Thursday, September 1, 2016

Janie's Face

Just polished up my glasses and now it is time to blog. It is amazing how dirty glasses get throughout the day. I try not to touch them and still...

Several times throughout the novel, Hurston refers to her main character as "Janie's Face," or spends time describing Janie's face. Here is one notable passage after Jody passes away.

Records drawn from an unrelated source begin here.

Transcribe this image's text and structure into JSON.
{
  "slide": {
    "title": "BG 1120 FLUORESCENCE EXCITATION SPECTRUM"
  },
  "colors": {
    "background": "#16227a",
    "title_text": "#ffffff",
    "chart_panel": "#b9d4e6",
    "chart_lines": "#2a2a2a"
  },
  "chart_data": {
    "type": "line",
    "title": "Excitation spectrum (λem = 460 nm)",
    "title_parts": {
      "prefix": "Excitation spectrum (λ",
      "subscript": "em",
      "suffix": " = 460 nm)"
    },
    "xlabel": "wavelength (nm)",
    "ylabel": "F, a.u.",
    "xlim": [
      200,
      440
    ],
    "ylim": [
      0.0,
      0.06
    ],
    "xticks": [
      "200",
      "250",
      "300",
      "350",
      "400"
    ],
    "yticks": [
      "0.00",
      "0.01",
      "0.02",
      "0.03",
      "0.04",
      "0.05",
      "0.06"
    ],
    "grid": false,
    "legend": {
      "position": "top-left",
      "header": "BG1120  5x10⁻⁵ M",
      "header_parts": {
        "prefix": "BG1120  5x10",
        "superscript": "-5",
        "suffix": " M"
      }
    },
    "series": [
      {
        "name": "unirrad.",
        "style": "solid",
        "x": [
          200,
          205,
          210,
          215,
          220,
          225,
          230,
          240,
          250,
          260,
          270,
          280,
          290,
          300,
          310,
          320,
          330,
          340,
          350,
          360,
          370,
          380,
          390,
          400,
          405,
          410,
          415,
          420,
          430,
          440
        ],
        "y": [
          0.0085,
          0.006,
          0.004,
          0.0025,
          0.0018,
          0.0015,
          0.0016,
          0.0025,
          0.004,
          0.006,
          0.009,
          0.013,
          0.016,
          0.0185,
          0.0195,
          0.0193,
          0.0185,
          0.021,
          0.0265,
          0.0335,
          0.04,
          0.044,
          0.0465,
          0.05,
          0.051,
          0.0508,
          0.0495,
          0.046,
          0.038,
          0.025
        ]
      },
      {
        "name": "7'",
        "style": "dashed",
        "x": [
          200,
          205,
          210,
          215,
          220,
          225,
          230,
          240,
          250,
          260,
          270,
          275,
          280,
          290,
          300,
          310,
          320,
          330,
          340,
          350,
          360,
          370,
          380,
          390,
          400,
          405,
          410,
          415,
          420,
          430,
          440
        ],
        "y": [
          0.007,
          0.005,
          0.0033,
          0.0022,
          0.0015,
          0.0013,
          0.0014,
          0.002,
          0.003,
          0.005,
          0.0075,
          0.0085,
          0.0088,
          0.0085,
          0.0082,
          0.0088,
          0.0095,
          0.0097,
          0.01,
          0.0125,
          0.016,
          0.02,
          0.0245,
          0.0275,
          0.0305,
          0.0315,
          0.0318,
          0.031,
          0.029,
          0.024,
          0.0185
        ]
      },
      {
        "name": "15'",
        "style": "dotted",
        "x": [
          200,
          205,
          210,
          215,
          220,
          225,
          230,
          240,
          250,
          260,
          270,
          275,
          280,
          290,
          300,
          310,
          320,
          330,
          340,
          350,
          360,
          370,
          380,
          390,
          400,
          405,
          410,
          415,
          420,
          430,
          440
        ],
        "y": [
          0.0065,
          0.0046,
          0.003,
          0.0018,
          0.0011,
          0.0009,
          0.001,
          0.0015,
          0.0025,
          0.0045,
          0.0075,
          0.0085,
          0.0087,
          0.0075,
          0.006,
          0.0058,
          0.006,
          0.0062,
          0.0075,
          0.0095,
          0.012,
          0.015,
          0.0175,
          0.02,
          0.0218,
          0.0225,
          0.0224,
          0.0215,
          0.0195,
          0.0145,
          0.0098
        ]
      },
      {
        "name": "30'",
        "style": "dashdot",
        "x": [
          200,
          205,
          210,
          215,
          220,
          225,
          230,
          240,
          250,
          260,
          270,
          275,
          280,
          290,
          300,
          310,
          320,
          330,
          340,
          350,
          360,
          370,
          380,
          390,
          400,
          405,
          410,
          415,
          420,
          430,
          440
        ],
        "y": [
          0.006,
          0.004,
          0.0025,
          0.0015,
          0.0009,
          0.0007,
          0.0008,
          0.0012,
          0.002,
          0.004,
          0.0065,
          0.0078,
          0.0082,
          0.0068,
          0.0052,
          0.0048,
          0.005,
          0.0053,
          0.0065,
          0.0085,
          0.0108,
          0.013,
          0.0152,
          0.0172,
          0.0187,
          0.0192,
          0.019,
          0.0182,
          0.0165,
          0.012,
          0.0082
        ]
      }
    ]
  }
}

"Janie starched and ironed her face and came set in the funeral behind her veil. It was like a wall of stone and steel. The funeral was going on outside. All things concerning death and burial were said and done. Finish. End. Never-more. Darkness. Deep hole. Dissolution. Eternity. Weeping and wailing outside. Inside the expensive black folds were resurrection and life. She did not reach outside for anything, nor did the things of death reach inside to disturb her calm. She sent her face to Joe's funeral, and herself went rollicking with the springtime across the world."
And here is another one from earlier in the novel:
"The years took all the fight out of Janie's face. For a while she thought it was gone from her soul. No matter what Jody did, she said nothing. She had learned how to talk some and leave some. She was a rut in the road. Plenty of life beneath the surface but it was kept beaten down by the wheels. Sometimes she stuck out into the future, imagining her life different from what it was. But mostly she lived between her hat and her heels, with her emotional disturbances like shade patterns in the woods--come and gone with the sun. She got nothing from Jody except what money could buy, and she was giving away what she didn't value."
As I was reading Their Eyes were Watching God I noticed these phrases peppered throughout the novel and wondered about their importance. It wasn't until I got to the the end of the novel that I figured it out. Well, I think I figured it out. The story of Janie is a story of a woman who is forced to follow societies norms for women at the time. Janie doesn't want to marry, she doesn't want to keep house. But the worst part is that Janie doesn't know initially that she doesn't want these things. She is just going along with the flow. She marries her first husband because her grandmother expects it and society expects it. She marries Jody because it seems like a good choice based off of societies expectations. in these first two marriages that phrase "Janie's face" crops up. She isn't a whole person. She puts on an act for the people around her: playing the part of the dutiful wife. Society expects her to be dumb, and submissive, and not play checkers and so she puts her face on, just like any woman would put on makeup in the morning. It's a mask. 

But after Jody's death, Janie is finally able to take that mask off when she hooks up with Tea Cake. No more expectations because Janie just doesn't care anymore. And that is where the phrase "Janie's face" disappears because she isn't "Janie's face" anymore, she is just Janie.